Certamente cambieranno tante coltivazioni. Alcune colture non saranno più possibili, per l’enorme spreco idrico di cui hanno bisogno, come il riso e il mais. Bisognerà ripensare gran parte della nostra produzione agricola. I terreni coltivabili sono sempre di meno, i costi crescono, i controlli sanitari inducono al rispetto delle norme e anche questo fa lievitare il prezzo dei prodotti. Ben vengano le farine di insetti quindi a risollevare il mercato.
Che sia un mercato di nicchia è un dato attuale, siamo sicuri che resterà tale? In base al report Nomisma per la Cia- Agricoltori Italiani, si ritiene che nel 2030 saranno 400 milioni i consumatori di questo genere di prodotti. La crescita potrebbe aumentare di 180 volte nel 2025, rispetto al 2019! Ovvero si passerebbe dalle 500 alle 90.000 tonnellate, per arrivare, in prospettiva, alle 260.000 nel 2030.
Nel 2050 la popolazione mondiale sarà di 10 miliardi di esseri umani. Per sfamare questa gente, le risorse della terra non basteranno, se continua la sperequazione tra Occidente e Resto del Mondo sui consumi energetici e alimentari. Ecco perché si parla di fonti alternative. Mentre si parla di farine di insetti, tra i cibi del futuro si pensa di far rientrare anche le macroalghe unicellulari, la kelp, la spirulina e la clorella. Proteine derivanti da funghi. Cibo “cucinato” in laboratorio e assemblato da una stampante 3D, la carne sintetica al sapore di quella reale.

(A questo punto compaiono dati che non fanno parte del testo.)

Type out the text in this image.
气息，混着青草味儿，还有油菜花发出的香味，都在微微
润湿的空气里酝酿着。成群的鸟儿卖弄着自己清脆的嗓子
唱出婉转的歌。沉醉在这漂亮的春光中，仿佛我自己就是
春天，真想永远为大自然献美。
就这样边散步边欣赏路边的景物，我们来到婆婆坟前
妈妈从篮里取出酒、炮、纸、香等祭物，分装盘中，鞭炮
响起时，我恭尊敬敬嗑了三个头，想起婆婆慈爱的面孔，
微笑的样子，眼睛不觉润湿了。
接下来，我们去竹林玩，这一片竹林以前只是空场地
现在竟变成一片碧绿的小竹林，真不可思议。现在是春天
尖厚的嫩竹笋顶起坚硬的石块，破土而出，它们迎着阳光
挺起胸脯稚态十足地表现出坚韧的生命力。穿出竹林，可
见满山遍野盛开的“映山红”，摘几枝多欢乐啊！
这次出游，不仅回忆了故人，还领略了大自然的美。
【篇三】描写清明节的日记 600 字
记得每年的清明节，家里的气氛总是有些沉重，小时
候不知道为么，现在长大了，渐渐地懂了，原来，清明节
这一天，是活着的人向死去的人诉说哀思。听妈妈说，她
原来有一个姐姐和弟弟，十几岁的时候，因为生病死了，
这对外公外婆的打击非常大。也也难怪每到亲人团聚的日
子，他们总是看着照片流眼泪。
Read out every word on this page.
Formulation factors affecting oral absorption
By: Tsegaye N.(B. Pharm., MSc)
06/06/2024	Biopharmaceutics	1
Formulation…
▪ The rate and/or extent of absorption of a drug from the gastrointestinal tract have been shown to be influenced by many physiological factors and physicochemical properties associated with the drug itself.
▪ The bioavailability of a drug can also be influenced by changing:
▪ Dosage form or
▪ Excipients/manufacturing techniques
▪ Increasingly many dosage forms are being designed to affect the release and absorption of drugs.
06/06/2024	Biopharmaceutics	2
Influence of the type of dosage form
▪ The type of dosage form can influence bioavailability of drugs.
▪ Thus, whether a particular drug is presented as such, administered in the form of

Penso che questa corsa sia un altro modo per mantenere la sperequazione tra paesi ricchi e paesi poveri. Chi avrà in mano il know how dell’alimentazione alternativa, avrà opportunità di sopravvivenza e chi non l’avrà dovrà arrangiarsi. Non sarà un futuro idilliaco da vivere. Forse a noi, fortunati viventi del secolo XX e XXI, è toccata la sorte migliore. Festeggiamo quindi con una amatriciana e un buon bicchiere di Sagrantino. Finché possiamo.